Valentine's Day is a chance to celebrate love but the New Zealand Law Society is warning amorous punters to err on the side of caution when it comes to the workplace.
The society said it was not uncommon to find people who worked together in a close personal relationship, but in some cases attention or anonymous admiration from colleagues could come as an unwelcome surprise.
Law Society president Kathryn Beck warned the attention could be viewed as sexual harassment or stalking.
"You have to remember it is a workplace," Beck said.
"If your admiration is unrequited, keep in mind that you are going to be seeing this person eight hours a day and that might be uncomfortable for one or both of you."
Anonymous cards, notes or flowers could also cause unintended damage she said, no matter how good the intention.
"Some people can feel quite disconcerted at the thought of somebody watching or noticing them, or having feelings for them," Beck said.
"It can be perceived as disturbing in a workplace, where most people are simply there to work and get along."

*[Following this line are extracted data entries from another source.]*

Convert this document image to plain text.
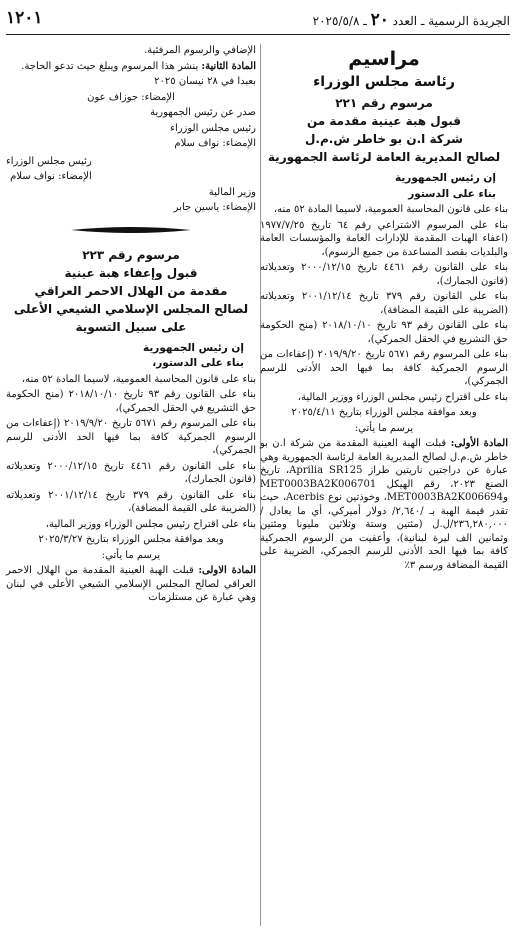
الجريدة الرسمية ـ العدد ٢٠ ـ ٢٠٢٥/٥/٨
١٢٠١
مراسيم
رئاسة مجلس الوزراء
مرسوم رقم ٢٢١
قبول هبة عينية مقدمة من
شركة ا.ن بو خاطر ش.م.ل
لصالح المديرية العامة لرئاسة الجمهورية

إن رئيس الجمهورية

بناء على الدستور

بناء على قانون المحاسبة العمومية، لاسيما المادة ٥٢ منه،

بناء على المرسوم الاشتراعي رقم ٦٤ تاريخ ١٩٧٧/٧/٢٥ (اعفاء الهبات المقدمة للإدارات العامة والمؤسسات العامة والبلديات بقصد المساعدة من جميع الرسوم)،

بناء على القانون رقم ٤٤٦١ تاريخ ٢٠٠٠/١٢/١٥ وتعديلاته (قانون الجمارك)،

بناء على القانون رقم ٣٧٩ تاريخ ٢٠٠١/١٢/١٤ وتعديلاته (الضريبة على القيمة المضافة)،

بناء على القانون رقم ٩٣ تاريخ ٢٠١٨/١٠/١٠ (منح الحكومة حق التشريع في الحقل الجمركي)،

بناء على المرسوم رقم ٥٦٧١ تاريخ ٢٠١٩/٩/٢٠ (إعفاءات من الرسوم الجمركية كافة بما فيها الحد الأدنى للرسم الجمركي)،

بناء على اقتراح رئيس مجلس الوزراء ووزير المالية،

وبعد موافقة مجلس الوزراء بتاريخ ٢٠٢٥/٤/١١

يرسم ما يأتي:

المادة الأولى: قبلت الهبة العينية المقدمة من شركة ا.ن بو خاطر ش.م.ل لصالح المديرية العامة لرئاسة الجمهورية وهي عبارة عن دراجتين ناريتين طراز Aprilia SR125، تاريخ الصنع ٢٠٢٣، رقم الهيكل MET0003BA2K006701 وMET0003BA2K006694، وخوذتين نوع Acerbis، حيث تقدر قيمة الهبة بـ /٢,٦٤٠/ دولار أميركي، أي ما يعادل /٢٣٦,٢٨٠,٠٠٠/ل.ل (مئتين وستة وثلاثين مليونا ومئتين وثمانين الف ليرة لبنانية)، وأعفيت من الرسوم الجمركية كافة بما فيها الحد الأدنى للرسم الجمركي، الضريبة على القيمة المضافة ورسم ٣٪

الإضافي والرسوم المرفئية.

المادة الثانية: ينشر هذا المرسوم ويبلغ حيث تدعو الحاجة.

بعبدا في ٢٨ نيسان ٢٠٢٥

الإمضاء: جوزاف عون

صدر عن رئيس الجمهورية

رئيس مجلس الوزراء

الإمضاء: نواف سلام

رئيس مجلس الوزراء

الإمضاء: نواف سلام

وزير المالية

الإمضاء: ياسين جابر

مرسوم رقم ٢٢٣
قبول وإعفاء هبة عينية
مقدمة من الهلال الاحمر العراقي
لصالح المجلس الإسلامي الشيعي الأعلى
على سبيل التسوية

إن رئيس الجمهورية

بناء على الدستور،

بناء على قانون المحاسبة العمومية، لاسيما المادة ٥٢ منه،

بناء على القانون رقم ٩٣ تاريخ ٢٠١٨/١٠/١٠ (منح الحكومة حق التشريع في الحقل الجمركي)،

بناء على المرسوم رقم ٥٦٧١ تاريخ ٢٠١٩/٩/٢٠ (إعفاءات من الرسوم الجمركية كافة بما فيها الحد الأدنى للرسم الجمركي)،

بناء على القانون رقم ٤٤٦١ تاريخ ٢٠٠٠/١٢/١٥ وتعديلاته (قانون الجمارك)،

بناء على القانون رقم ٣٧٩ تاريخ ٢٠٠١/١٢/١٤ وتعديلاته (الضريبة على القيمة المضافة)،

بناء على اقتراح رئيس مجلس الوزراء ووزير المالية،

وبعد موافقة مجلس الوزراء بتاريخ ٢٠٢٥/٣/٢٧

يرسم ما يأتي:

المادة الاولى: قبلت الهبة العينية المقدمة من الهلال الاحمر العراقي لصالح المجلس الإسلامي الشيعي الأعلى في لبنان وهي عبارة عن مستلزمات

"If it is unrequited love, and you might discover that on Valentine's Day, and there starts to be repeated and unwanted contact then that can constitute sexual harassment and a person could find themselves with some serious legal problems for misconduct," she said.
Office policy around work relationships should also be considered with Beck saying this could affect your work.
"You might be obliged to report the fact that you're having a close personal relationship," she said.
"So that there's no suggestion of conflict or favourable or unfavourable treatment of other people in a team."